Tageblatt: Herr Becker, Sie organisieren seit Jahren den Ostermarsch in Luxemburg. Wie steht es um den Frieden im Jahr 2025?
Raymond Becker: Wir sind in einer ganz gefährlichen Situation. An vielen Orten werden Diskussionen hysterisch geführt. Dass Gefahren bestehen, ist richtig. Aber trotz alledem sollte man von Zeit zu Zeit Luft holen und auf Basis von Fakten diskutieren. Um den Frieden steht es weltweit schlecht, das muss man so sagen. Wir haben die Ukraine, den Nahen Osten, Gaza und das Westjordanland, Kongo und den Sudan. Man sagt das immer so, aber: Dieses Jahr ist es wichtiger denn je, für den Frieden zu demonstrieren. Die Stimme des Friedens darf nicht verloren gehen.

Haben Sie ein konkretes Beispiel, wo in diesem Kontext hysterisch und nicht faktenbasiert diskutiert wird?
Wenn ich einigen Militärhistorikern zuhöre, die Sätze sagen wie: „Dieser Sommer ist der letzte Sommer in Freiheit“, wenn ich Prognosen von Leuten höre, wann Russland auf NATO-Gebiet im Baltikum einfallen wird, dann stelle ich mir ein paar Fragen. Ich diskutiere nicht, dass Putins Krieg ein aggressiver Angriffskrieg ist, der Menschenrechte verletzt. Putin wird zu Recht vom Internationalen Strafgerichtshofs wegen Kriegsverbrechen per Haftbefehl gesucht. Trotz allem sind ein Angriff auf die NATO und ein Angriff auf die Ukraine zwei verschiedene Paar Schuhe. Was ich mit faktenbasiert meine: Schauen wir zum Beispiel den letzten Bericht des International Institute for Strategic Studies (IISS) in London an, ein weltweit anerkanntes Institut. Was sagen die? Die sagen, dass die NATO sogar ohne die USA Russland in den allermeisten Komponenten überlegen ist. Sie sagen auch, dass es Schwierigkeiten gibt. Das ist okay, das muss man diskutieren. Zum Beispiel bei der Koordination der Länder untereinander. Für mich gilt: Russland ist eine Gefahr – das will ich nicht in Zweifel ziehen. Aber es ist eine beherrschbare Gefahr.
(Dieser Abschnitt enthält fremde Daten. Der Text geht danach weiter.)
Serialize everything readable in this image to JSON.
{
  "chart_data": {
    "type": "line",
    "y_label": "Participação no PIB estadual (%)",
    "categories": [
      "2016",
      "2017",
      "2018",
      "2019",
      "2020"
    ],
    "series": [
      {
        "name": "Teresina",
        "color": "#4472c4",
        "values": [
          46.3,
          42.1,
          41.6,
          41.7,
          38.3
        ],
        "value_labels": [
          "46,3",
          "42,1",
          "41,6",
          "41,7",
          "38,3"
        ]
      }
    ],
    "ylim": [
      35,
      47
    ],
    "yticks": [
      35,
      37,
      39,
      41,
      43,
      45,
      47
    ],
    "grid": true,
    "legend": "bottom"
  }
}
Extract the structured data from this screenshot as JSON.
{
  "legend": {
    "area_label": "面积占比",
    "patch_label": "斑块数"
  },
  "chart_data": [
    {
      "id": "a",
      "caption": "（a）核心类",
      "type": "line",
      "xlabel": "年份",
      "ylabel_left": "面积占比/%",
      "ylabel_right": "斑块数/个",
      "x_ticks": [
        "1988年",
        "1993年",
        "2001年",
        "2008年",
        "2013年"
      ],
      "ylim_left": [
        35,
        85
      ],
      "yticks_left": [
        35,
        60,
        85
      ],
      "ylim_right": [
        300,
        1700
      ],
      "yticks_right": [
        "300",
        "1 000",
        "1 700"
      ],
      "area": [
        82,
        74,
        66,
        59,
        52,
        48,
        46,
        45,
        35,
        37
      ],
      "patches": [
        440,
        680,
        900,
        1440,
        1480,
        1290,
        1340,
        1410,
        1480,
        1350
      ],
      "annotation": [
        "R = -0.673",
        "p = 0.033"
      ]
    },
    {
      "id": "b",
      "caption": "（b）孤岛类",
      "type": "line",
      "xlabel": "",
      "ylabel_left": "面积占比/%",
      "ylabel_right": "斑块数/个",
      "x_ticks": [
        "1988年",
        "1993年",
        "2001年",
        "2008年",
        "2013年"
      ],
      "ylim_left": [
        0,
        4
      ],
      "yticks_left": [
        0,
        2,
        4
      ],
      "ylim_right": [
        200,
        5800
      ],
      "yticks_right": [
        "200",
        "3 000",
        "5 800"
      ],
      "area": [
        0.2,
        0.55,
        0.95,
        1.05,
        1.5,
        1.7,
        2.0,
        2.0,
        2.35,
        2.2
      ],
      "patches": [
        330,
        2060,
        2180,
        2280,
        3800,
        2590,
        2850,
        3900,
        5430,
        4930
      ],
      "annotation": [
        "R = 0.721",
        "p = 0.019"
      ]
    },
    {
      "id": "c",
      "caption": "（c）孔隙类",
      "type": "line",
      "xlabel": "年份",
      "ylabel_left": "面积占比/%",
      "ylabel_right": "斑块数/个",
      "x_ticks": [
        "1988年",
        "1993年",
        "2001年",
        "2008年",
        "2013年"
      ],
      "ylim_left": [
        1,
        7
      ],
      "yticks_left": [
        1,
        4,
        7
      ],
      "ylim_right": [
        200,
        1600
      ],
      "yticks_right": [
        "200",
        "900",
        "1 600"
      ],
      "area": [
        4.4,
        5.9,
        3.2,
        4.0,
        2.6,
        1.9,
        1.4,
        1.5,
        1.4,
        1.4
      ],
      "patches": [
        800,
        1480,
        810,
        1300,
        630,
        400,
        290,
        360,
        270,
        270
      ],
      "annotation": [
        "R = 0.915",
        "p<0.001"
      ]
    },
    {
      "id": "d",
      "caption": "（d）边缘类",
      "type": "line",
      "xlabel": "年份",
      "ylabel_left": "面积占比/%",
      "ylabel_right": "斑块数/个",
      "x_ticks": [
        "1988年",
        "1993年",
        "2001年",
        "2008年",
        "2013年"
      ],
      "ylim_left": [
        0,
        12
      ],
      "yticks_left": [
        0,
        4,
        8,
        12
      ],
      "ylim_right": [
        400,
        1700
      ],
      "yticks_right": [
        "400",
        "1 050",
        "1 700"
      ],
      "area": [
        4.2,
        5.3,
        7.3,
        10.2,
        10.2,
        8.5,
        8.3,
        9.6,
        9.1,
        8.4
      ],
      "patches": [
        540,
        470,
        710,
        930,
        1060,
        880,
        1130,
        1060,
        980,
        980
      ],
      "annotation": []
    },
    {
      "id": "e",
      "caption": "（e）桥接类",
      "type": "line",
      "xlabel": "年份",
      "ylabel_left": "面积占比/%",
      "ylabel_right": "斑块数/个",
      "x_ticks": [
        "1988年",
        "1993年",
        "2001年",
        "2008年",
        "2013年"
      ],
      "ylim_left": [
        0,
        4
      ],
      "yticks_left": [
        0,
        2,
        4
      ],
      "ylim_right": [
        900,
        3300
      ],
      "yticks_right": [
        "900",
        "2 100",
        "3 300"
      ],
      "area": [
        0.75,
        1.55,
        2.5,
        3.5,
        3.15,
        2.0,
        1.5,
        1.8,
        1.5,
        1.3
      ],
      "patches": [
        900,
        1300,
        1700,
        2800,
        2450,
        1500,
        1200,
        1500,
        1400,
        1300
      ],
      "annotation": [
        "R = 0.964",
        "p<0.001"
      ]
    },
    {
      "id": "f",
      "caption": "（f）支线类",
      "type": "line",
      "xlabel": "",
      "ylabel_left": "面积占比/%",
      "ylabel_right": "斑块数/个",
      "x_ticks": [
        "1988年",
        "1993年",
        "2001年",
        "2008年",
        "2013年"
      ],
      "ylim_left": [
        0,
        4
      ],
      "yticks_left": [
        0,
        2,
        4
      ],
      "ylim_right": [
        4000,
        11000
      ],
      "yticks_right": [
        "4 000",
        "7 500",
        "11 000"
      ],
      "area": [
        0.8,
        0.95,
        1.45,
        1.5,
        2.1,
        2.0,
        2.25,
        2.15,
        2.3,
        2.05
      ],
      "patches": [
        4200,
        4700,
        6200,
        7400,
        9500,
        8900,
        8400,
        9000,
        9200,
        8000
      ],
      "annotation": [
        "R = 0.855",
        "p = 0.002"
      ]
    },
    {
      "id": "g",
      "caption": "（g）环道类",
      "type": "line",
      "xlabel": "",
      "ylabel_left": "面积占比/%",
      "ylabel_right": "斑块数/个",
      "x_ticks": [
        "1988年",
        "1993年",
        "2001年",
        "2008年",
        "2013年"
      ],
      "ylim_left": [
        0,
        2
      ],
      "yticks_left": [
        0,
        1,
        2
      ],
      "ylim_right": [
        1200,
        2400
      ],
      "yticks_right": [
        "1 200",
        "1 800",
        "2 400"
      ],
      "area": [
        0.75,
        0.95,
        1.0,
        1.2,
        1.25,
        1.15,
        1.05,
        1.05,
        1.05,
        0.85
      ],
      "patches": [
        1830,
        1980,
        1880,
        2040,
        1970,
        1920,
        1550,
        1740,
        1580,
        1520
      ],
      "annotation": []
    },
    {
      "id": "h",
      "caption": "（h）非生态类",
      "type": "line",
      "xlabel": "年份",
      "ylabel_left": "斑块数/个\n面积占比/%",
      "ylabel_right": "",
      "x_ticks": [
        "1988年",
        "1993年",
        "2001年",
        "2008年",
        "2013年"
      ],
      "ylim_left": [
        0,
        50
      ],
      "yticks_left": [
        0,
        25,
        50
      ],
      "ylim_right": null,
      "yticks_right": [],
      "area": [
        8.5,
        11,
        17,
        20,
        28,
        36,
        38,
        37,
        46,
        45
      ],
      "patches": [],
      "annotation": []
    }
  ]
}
Ihrer Meinung nach überschätzen wir Russland also militärisch und geben zu viel Geld für Aufrüstung aus?
Wir diskutieren Rüstung, Rüstung, Rüstung. Ich bekomme die Nullen bei den Milliarden gar nicht mehr sortiert. Da wird einem schwindelig. Was man zu diesen horrenden Summen sagen muss: Ich habe noch keine Strategie dahinter gesehen. Wir dürfen eines nicht vergessen: Russland hat ein ähnliches Bruttoinlandsprodukt (BIP) wie Italien (2 und 2,3 Billionen US-Dollar, Anm. d. Red.). Selbst ohne die zukünftige Steigerung geben die 32 NATO-Staaten 2024 rund 1,5 Billionen US-Dollar für Verteidigung aus. Russland liegt bei 140 Milliarden.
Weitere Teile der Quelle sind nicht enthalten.